The Sri Lanka National Committee aims to promote sustainable energy development in Sri Lanka, as a part of the World Energy Council’s energy vision. As a member of the World Energy Council network, the organisation is committed to representing the Sri Lankan perspective within national, regional and global energy debates. The committee includes a variety of members to ensure that the diverse energy interests of Sri Lanka are appropriately represented. Members of the committee are invited to attend high-level events, participate in energy-focused study groups, contribute to technical research and be a part of the global energy dialogue.
Energy in Sri Lanka
The 2020 Issues Monitor for Sri Lanka indicates challenges to the vision of achieving carbon neutrality and complete transition of the energy value chain by 2050. Subsidised energy prices and continued reliance on imported fossil fuels are a burden to the economy. As an island nation that is exposed to extreme climate phenomena, reducing the dependency on imported petroleum products and coal is an urgent Action Priority.
Capital Markets emerge with higher impact because of the country’s need for external financial support to develop the domestic energy industry into a more secure and sustainable system. The country plans to reduce dependence on imported fuels and increase the share of cleaner energy sources by introducing LNG as well as solar and wind. However, these will need support from multilateral finance institutions and foreign and local banks.
China, which is also identified as a Critical Uncertainty, has been a strong investment partner, providing loans for infrastructure projects, including power projects.
Commodity Prices persist as a Critical Uncertainty as the country moves toward increasing the share of renewables in the energy mix to reduce import dependence. Energy Subsidies emerge with greater impact and reduced uncertainty. Electricity prices do not reflect costs, requiring direct and indirect subsidies. Cross-subsidies to finance electricity tariffs cannot be fully recovered from high-end users due to disparities in pricing and sales volumes in subsidised and surcharged categories. Solar PV distributed generators are not required to pay capacity costs, although they impose a demand on the grid at peak times. Pricing policy on petroleum products is not consistently implemented.
Economic Growth moves from Critical Uncertainty to Action Priority. Sri Lanka’s economy has seen healthy growth since the end of the Civil War in 2009. However, this growth, coupled with urbanisation, has led to a rise in energy demand, and the economy has moved away from reliance on agriculture and manufacturing industry, to a more service-oriented system.
Coal remains an Action Priority. The lower cost of coal-generated electricity compared with renewable energy remains a challenge to decarbonisation. Since the country’s economically viable major hydro potential has already been developed, wind and solar are the possible new alternatives. However, large capacity additions from intermittent renewables expose the technical limitations of the country’s small isolated grid. Growing demand for energy is being met by increased fossil fuels imports, mainly oil and coal.

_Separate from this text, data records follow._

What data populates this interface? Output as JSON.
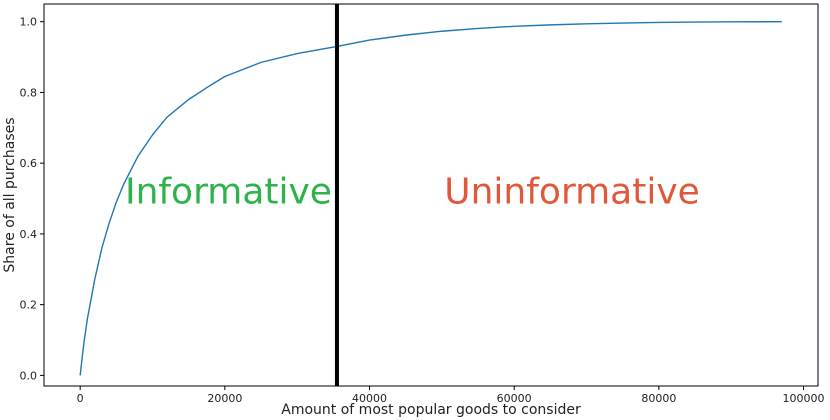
{
  "chart_data": {
    "type": "line",
    "xlabel": "Amount of most popular goods to consider",
    "ylabel": "Share of all purchases",
    "xlim": [
      -5000,
      102000
    ],
    "ylim": [
      -0.03,
      1.05
    ],
    "xticks": [
      0,
      20000,
      40000,
      60000,
      80000,
      100000
    ],
    "xtick_labels": [
      "0",
      "20000",
      "40000",
      "60000",
      "80000",
      "100000"
    ],
    "yticks": [
      0.0,
      0.2,
      0.4,
      0.6,
      0.8,
      1.0
    ],
    "ytick_labels": [
      "0.0",
      "0.2",
      "0.4",
      "0.6",
      "0.8",
      "1.0"
    ],
    "grid": false,
    "series": [
      {
        "color": "#1f77b4",
        "x": [
          0,
          500,
          1000,
          2000,
          3000,
          4000,
          5000,
          6000,
          8000,
          10000,
          12000,
          15000,
          18000,
          20000,
          25000,
          30000,
          35500,
          40000,
          45000,
          50000,
          55000,
          60000,
          65000,
          70000,
          75000,
          80000,
          85000,
          90000,
          97000
        ],
        "y": [
          0.0,
          0.09,
          0.16,
          0.27,
          0.36,
          0.43,
          0.49,
          0.54,
          0.62,
          0.68,
          0.73,
          0.78,
          0.82,
          0.845,
          0.885,
          0.91,
          0.93,
          0.948,
          0.962,
          0.973,
          0.981,
          0.987,
          0.991,
          0.994,
          0.996,
          0.998,
          0.999,
          0.9995,
          1.0
        ]
      }
    ],
    "threshold": {
      "x": 35500,
      "color": "#000000"
    },
    "annotations": [
      {
        "text": "Informative",
        "x": 20500,
        "y": 0.52,
        "color": "#2db34a"
      },
      {
        "text": "Uninformative",
        "x": 68000,
        "y": 0.52,
        "color": "#e0573a"
      }
    ]
  }
}
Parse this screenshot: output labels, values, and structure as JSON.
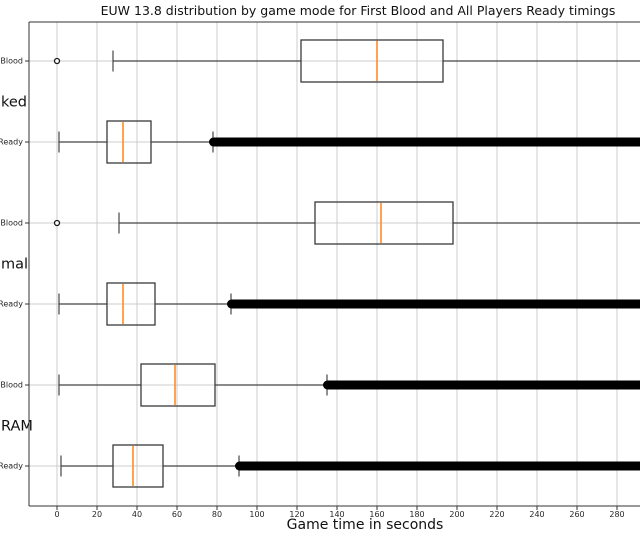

Renewable Energies persist as an Action Priority. The share of imported fossil fuels in power generation has increased, due to rising demand for electricity. Stepped-up deployment of renewable energy technologies would ease the burden on the treasury while making it easier to gradually ease energy subsidies. The Standardized Power Purchase Agreement (SPPA) for private investment in grid-connected small renewable power plants (less than 10MW) added 368 MW of new capacity, contributing to over 12% of total annual electricity generation in 2018.
Major impediments for Sri Lanka to achieve desired levels of energy supply at the quality and price desired by the society originate from weak sector governance. External impacts of high fuel costs and limitations of renewable energy may be managed with strong and consistent regulatory oversight devoid of administered prices and strengthened management of electric and petroleum utilities. The transport sector, the largest energy end-user ahead of households, commercial and manufacturing, require significant investments and policy change to ensure that an energy efficient mobility can meet demands of a growing urban population.